Misadventures with the Boss (Misadventures #12)(4)



I informed HR of my departure two weeks ago—a fact I’m sure they told you but you’ve allowed to slip your mind. Thank you for the opportunity, and I’m sorry it didn’t work out. As I’m sure I’ll not be receiving a recommendation from you anyway, and this job will not be listed on my résumé, please allow me to provide you with some advice for dealing with future assistants.

I can’t read your mind. Nobody can read your mind. And you can’t work people like they were born specifically to serve you.

Good luck finding someone who will be able to meet your insane standards.

Regards,

Jane Clarence





I blinked, reading over the last paragraph again. She had a hell of a lot of nerve telling me what I could and couldn’t do when she barely knew how to type, file, or keep a damn schedule.

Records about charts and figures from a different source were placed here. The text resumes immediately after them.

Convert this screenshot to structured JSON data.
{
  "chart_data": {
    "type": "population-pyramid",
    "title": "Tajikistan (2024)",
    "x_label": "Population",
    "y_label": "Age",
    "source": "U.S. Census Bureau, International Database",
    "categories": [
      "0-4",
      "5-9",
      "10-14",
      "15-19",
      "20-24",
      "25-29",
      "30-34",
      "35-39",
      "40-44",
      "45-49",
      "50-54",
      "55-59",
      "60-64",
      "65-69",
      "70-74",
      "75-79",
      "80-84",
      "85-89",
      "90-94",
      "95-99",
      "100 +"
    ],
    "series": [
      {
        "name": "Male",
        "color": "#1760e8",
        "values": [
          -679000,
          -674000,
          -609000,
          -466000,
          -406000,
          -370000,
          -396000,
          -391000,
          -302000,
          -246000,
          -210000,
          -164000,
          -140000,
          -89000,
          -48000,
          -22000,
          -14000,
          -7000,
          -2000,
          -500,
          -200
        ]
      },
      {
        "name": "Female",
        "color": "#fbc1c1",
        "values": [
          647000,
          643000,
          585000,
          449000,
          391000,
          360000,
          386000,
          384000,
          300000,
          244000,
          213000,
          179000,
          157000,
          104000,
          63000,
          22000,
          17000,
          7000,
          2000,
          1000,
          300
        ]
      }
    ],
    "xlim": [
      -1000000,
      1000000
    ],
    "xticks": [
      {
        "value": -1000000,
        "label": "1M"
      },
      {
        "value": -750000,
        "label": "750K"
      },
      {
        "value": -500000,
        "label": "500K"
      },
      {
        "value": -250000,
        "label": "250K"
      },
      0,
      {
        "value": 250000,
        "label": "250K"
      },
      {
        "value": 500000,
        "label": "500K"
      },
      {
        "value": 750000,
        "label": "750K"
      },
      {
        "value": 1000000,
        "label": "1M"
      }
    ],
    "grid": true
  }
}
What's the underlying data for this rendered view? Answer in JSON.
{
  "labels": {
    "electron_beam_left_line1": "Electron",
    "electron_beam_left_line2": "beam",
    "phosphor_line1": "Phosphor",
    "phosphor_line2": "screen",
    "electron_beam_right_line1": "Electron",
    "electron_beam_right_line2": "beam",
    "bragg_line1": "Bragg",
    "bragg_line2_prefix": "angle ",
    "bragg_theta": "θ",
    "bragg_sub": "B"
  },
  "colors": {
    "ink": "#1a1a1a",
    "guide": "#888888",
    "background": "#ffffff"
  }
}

Tossing the letter into the recycling bin, I made a mental note to confront HR first thing on Monday about my lack of assistant. I’d go straight to the head of the department—after all, there was no reason I should have had to train eight assistants in the past three months unless the candidates they were providing me were subpar.

Clearly, there was a systemic issue at play here that needed to be addressed.

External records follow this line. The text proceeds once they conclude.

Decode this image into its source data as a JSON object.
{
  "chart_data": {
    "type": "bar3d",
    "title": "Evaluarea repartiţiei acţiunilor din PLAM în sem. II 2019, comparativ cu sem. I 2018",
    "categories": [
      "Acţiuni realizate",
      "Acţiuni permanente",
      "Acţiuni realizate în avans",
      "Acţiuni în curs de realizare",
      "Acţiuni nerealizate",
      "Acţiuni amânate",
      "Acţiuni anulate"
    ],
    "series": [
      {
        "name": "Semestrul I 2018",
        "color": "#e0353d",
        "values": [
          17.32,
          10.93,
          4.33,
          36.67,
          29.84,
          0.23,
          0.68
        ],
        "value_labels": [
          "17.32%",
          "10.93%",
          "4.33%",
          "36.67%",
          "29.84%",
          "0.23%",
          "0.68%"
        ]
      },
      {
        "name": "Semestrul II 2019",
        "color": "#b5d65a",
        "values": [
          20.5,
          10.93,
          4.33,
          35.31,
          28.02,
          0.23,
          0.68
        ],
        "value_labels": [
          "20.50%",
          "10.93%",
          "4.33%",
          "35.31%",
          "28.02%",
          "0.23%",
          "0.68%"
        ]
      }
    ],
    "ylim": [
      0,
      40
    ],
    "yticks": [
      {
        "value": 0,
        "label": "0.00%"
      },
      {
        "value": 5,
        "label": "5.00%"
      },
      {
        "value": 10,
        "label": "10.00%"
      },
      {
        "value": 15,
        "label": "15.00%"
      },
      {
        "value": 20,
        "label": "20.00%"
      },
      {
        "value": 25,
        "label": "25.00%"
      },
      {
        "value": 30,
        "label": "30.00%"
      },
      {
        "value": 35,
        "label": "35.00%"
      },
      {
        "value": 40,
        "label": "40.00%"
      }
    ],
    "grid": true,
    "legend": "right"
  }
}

With a muttered groan, I settled into the chair behind my desk. I pulled up the Meals-to-Go app on my phone and ordered in some dinner and then opened a browser for a list of dating sites.

I hated this. Hated every last detail of having to enter my personality type and what I was looking for in a soul mate. Because, you know what? I wasn’t looking for a soul mate. I wasn’t even looking for a girlfriend. I was looking for a quick, casual piece of ass. A good time in exchange for a guaranteed good time.

I briefly considered just heading to the nearest nightclub and hoping for the best. Fact was, it usually worked out in the end, but the last thing I wanted to do after a long week at work was spend four hours in a noisy club in exchange for an hour or two in the sheets. Especially if it meant having to extricate myself from a needy woman who had missed the memo. I shuddered at the thought.

I’m not an asshole. I don’t lie or make promises I can’t keep. But some women just can’t shake the feeling that every guy they sleep with might be “the one.”

PSA: I’m not “the one.” And I will never be “the one.”

Which was why I opted to click on a site notorious for no-strings hookups.

I downloaded the app and entered all the usual information before searching the database of women looking for casual sex, just like me.

With a bunch of them, I could tell it was a ploy at first glance. There was a needy hope in their gazes. Like, they’d say all the right things, but deep down they hoped that as soon as some poor sucker saw what was underneath their dress, they’d magically want something more from them than a good lay.

Those girls, of course, I avoided like the plague.

And the girls who said their idea of a romantic night was a candlelit dinner in Paris?

No thanks.

I didn’t need a night with a dreamer. I wanted a dirty, uncomplicated romp.

Which was when the sixth girl in my matches caught my eye and made my cock pulse.

She wasn’t my usual supermodel-lean type of girl. Her cheeks were full and smooth, rounding out a perfect, heart-shaped face, and her long mane of dark-red hair looked soft as silk—but it was something in her broad smile that made me click on the picture and read on.

In the description, there was another picture of her. In this one, she was dancing on a table, her wild hair flying behind her while she kicked out her feet and laughed at the camera. She wore a low-cut black dress that accentuated her luscious curves. I swallowed hard before glancing at her bio.

She liked Netflix and comfy couches. She was an animal person and a busy professional. All her sentences were quick and to the point—she wasn’t trying to impress anyone. Which meant maybe, just maybe, she meant what she said. I double-checked she had indeed checked off that she was interested in casual sex, and then I bit the bullet and sent her a message.

Jackson21782: Hey, you interested in dinner and hooking up tomorrow?





Quick and to the point. If she wasn’t interested, I’d move on to the next girl. No harm, no foul.

Within a matter of seconds, though, my screen dinged, and I clicked over to see a response.

Fantasy Girl 29: Absolutely. Name the time and place.





Jackson 21782: Florentine Inn. 6 o’clock.





I paused, and figured, fuck it. Might as well make sure she knew the score right out the gate.

Jackson 21782: Don’t wear underwear.





I waited, mildly curious to see what her reply would be. A second later, my screen dinged again.

Fantasy Girl 29: I can’t make any promises.





I grinned at that and scrolled back to her image, feeling satisfied and already a little less tense just thinking of our date. One slow, hard fuck, and I’d be right as rain. Then, when I came in on Monday, I’d be able to deal with this whole HR problem without wanting to rip people’s heads off at every turn.

I closed the app’s messenger and penned the meeting into my date book, secretly wondering if she might dance on the table for me without her panties on tomorrow night if I asked nicely.